# Have an Orchid RBA, Looking for something just as good or better but different



## ESH (24/11/14)

Hi all.
3.5 weeks ago my one true love bought me an Orchid for my birthday and to be honest, as if I lie the rest of the time, it is beyond awesome. It vapes like a dripper but with a tank, so to quote some or other fast food company "I'm love'n it".
I currently use an IPV2 and a K101, but plan to procure another mech and mod in the near future, as far as RBA's are concerned I have the Orchid, a SMOK RSST genesis clone and two trident drippers (v1 and v2 clones).

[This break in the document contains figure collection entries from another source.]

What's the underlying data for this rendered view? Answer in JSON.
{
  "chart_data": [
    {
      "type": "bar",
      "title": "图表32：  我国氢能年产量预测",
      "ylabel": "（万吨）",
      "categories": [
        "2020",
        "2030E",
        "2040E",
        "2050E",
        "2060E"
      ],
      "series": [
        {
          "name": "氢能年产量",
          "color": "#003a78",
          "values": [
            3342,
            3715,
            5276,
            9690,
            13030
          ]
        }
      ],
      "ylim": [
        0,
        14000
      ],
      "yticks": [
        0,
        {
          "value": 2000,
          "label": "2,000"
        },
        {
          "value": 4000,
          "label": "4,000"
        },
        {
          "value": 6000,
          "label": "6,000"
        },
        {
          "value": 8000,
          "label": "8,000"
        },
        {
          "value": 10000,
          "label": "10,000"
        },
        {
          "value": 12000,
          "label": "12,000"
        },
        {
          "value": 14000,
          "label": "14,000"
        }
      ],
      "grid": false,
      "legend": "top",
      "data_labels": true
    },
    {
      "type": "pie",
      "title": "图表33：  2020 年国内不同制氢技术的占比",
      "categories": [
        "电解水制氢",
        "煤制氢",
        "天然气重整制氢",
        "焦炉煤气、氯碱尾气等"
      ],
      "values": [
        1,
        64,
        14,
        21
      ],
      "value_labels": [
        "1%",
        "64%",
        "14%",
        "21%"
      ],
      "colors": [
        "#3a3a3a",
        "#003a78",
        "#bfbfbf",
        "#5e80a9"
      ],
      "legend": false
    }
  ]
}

After the long introduction here is the question:
What would you recommend as a rebuild-able tank atomizer, something that is as good as the orchid or perhaps better.

Many would say "get another Orchid" but I'm kinda funny that way, I like variety.

Thanks in advance for the suggestions and advice.
Regards
@ESH


----------



## rogue zombie (24/11/14)

I haven't tried the Orc, or what I would recommend, I'm going purely on rep, but I would say LEMO (normal or Drop).

They seem to be the business!

Reactions: Like 1 | Agree 1


----------



## VandaL (24/11/14)

ESH said:


> Hi all.
> 3.5 weeks ago my one true love bought me an Orchid for my birthday and to be honest, as if I lie the rest of the time I lie, it is beyond awesome. It vapes like a dripper but with a tank, so to quote some or other fast food company "I'm love'n it".
> I currently use an IPV2 and a K101, but plan to procure another mech and mod in the near future, as far as RBA's are concerned I have the Orchid, a SMOK RSST genesis clone and two trident drippers (v1 and v2 clones).
> 
> ...


Fogger V5, The Cloud RDTA, Ehpro Revel RDTA all top notch. All cheap affordable tank systems that vape GREAT. Fogger is around $28, Cloud is around $40 , Revel around $45


----------



## free3dom (24/11/14)

I'll also recommend the Lemo. It's easy to rebuild, does not leak, and chucks vapor (almost) like an RDA, glass tank (no worries about cracking), and best of all it's really cheap (for an Authenic device).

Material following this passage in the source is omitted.